Professor Cobley who spoke extensively on the history of cricket among blacks in South Africa and the relationships between West Indians and the white cricket establishment during the era of apartheid, addressed an audience of modest size on Tuesday evening at the Queen’s Park Steel Shed in a lecture entitled Cricket and the Apartheid Era. In answer to his own question – What, if anything, did the rebel tours achieve? – Cobley, a graduate of the University of Manchester, the University of York, and the School for Oriental and African Studies, London, was of the opinion that “the most damning thing I could say about the rebel tours was that they were irrelevant in the history of the development of black cricket in South Africa”.

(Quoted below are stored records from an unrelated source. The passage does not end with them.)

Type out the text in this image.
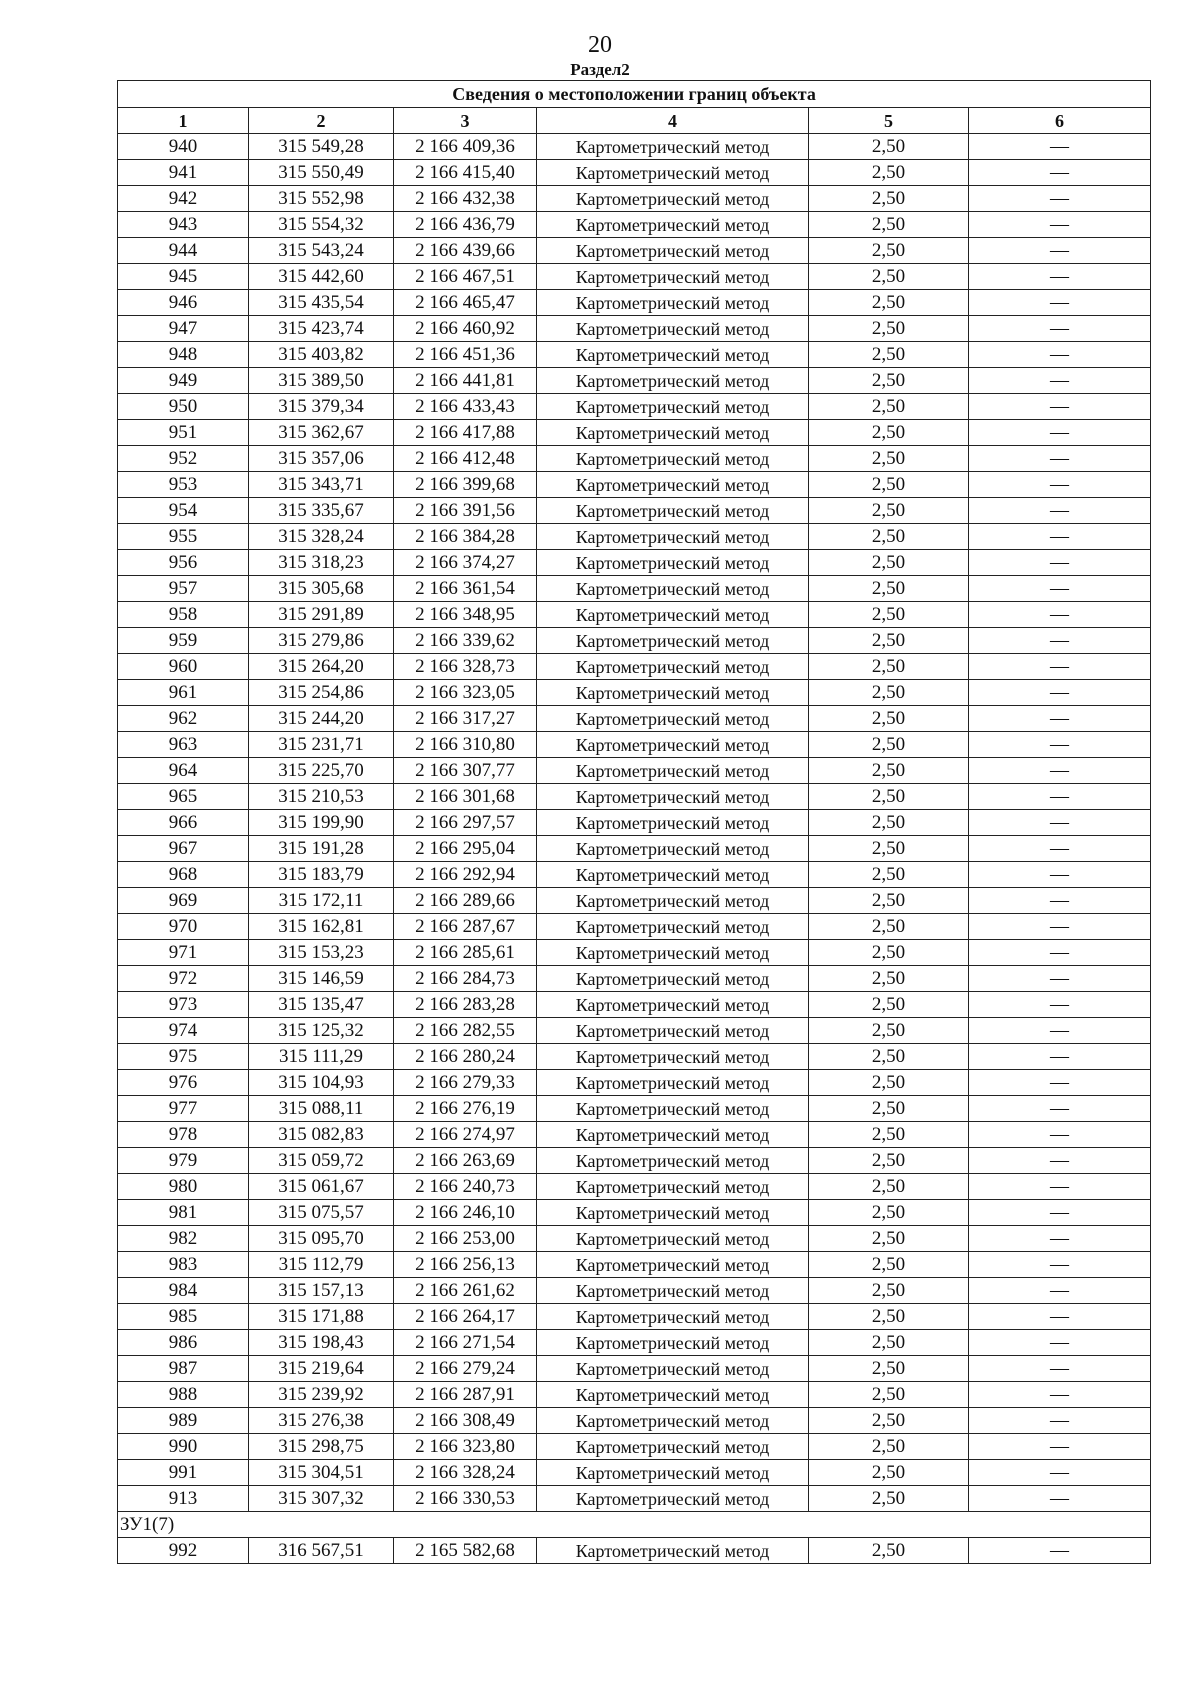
20
Раздел2
Сведения о местоположении границ объекта					
1	2	3	4	5	6
940	315 549,28	2 166 409,36	Картометрический метод	2,50	—
941	315 550,49	2 166 415,40	Картометрический метод	2,50	—
942	315 552,98	2 166 432,38	Картометрический метод	2,50	—
943	315 554,32	2 166 436,79	Картометрический метод	2,50	—
944	315 543,24	2 166 439,66	Картометрический метод	2,50	—
945	315 442,60	2 166 467,51	Картометрический метод	2,50	—
946	315 435,54	2 166 465,47	Картометрический метод	2,50	—
947	315 423,74	2 166 460,92	Картометрический метод	2,50	—
948	315 403,82	2 166 451,36	Картометрический метод	2,50	—
949	315 389,50	2 166 441,81	Картометрический метод	2,50	—
950	315 379,34	2 166 433,43	Картометрический метод	2,50	—
951	315 362,67	2 166 417,88	Картометрический метод	2,50	—
952	315 357,06	2 166 412,48	Картометрический метод	2,50	—
953	315 343,71	2 166 399,68	Картометрический метод	2,50	—
954	315 335,67	2 166 391,56	Картометрический метод	2,50	—
955	315 328,24	2 166 384,28	Картометрический метод	2,50	—
956	315 318,23	2 166 374,27	Картометрический метод	2,50	—
957	315 305,68	2 166 361,54	Картометрический метод	2,50	—
958	315 291,89	2 166 348,95	Картометрический метод	2,50	—
959	315 279,86	2 166 339,62	Картометрический метод	2,50	—
960	315 264,20	2 166 328,73	Картометрический метод	2,50	—
961	315 254,86	2 166 323,05	Картометрический метод	2,50	—
962	315 244,20	2 166 317,27	Картометрический метод	2,50	—
963	315 231,71	2 166 310,80	Картометрический метод	2,50	—
964	315 225,70	2 166 307,77	Картометрический метод	2,50	—
965	315 210,53	2 166 301,68	Картометрический метод	2,50	—
966	315 199,90	2 166 297,57	Картометрический метод	2,50	—
967	315 191,28	2 166 295,04	Картометрический метод	2,50	—
968	315 183,79	2 166 292,94	Картометрический метод	2,50	—
969	315 172,11	2 166 289,66	Картометрический метод	2,50	—
970	315 162,81	2 166 287,67	Картометрический метод	2,50	—
971	315 153,23	2 166 285,61	Картометрический метод	2,50	—
972	315 146,59	2 166 284,73	Картометрический метод	2,50	—
973	315 135,47	2 166 283,28	Картометрический метод	2,50	—
974	315 125,32	2 166 282,55	Картометрический метод	2,50	—
975	315 111,29	2 166 280,24	Картометрический метод	2,50	—
976	315 104,93	2 166 279,33	Картометрический метод	2,50	—
977	315 088,11	2 166 276,19	Картометрический метод	2,50	—
978	315 082,83	2 166 274,97	Картометрический метод	2,50	—
979	315 059,72	2 166 263,69	Картометрический метод	2,50	—
980	315 061,67	2 166 240,73	Картометрический метод	2,50	—
981	315 075,57	2 166 246,10	Картометрический метод	2,50	—
982	315 095,70	2 166 253,00	Картометрический метод	2,50	—
983	315 112,79	2 166 256,13	Картометрический метод	2,50	—
984	315 157,13	2 166 261,62	Картометрический метод	2,50	—
985	315 171,88	2 166 264,17	Картометрический метод	2,50	—
986	315 198,43	2 166 271,54	Картометрический метод	2,50	—
987	315 219,64	2 166 279,24	Картометрический метод	2,50	—
988	315 239,92	2 166 287,91	Картометрический метод	2,50	—
989	315 276,38	2 166 308,49	Картометрический метод	2,50	—
990	315 298,75	2 166 323,80	Картометрический метод	2,50	—
991	315 304,51	2 166 328,24	Картометрический метод	2,50	—
913	315 307,32	2 166 330,53	Картометрический метод	2,50	—
ЗУ1(7)					
992	316 567,51	2 165 582,68	Картометрический метод	2,50	—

Cobley, who joined the UWI, Cave Hill Campus in 1986, said those who made those controversial tours to then racially divided South Africa, made little of a difference. “I have listened to, read of the various encounters, and listened to the stories of some of the rebels concerning their positive experiences while in South Africa. I have no doubt that those who have spoken about this believe they made a positive difference.
“Who would not want to believe that they had made a positive difference after all that they had been through? But my frank assessment is that they did not make a positive difference.”
He recounted having visited South Africa around the time of the 1983 tour. “As a young graduate student, I happened to be in South Africa a few months after the first tour. The young black students and activists I met who were fighting the system of apartheid had nothing but contempt for the rebel tours. They were viewed as a PR stunt; a fig leaf to disguise the continuing deep-seated racism inherent in the South African cricket establishment. An excuse not to promote genuine non-racial cricket,” he said.
To him, white South Africans were similarly unimpressed by the tours. “As for the white community so far as I could tell, the West Indian tour was viewed as little more than an entertaining interlude which was quickly forgotten”. The series continues on Tuesday when historian Morris Greenidge will lecture on the evaluation and impact of the Sir Garfield Sobers Cricket Tournament. The lecture series is hosted by the Barbados Museum & Historical Society, The University of the West Indies’ Department of History & Philosophy and the National Cultural Foundation.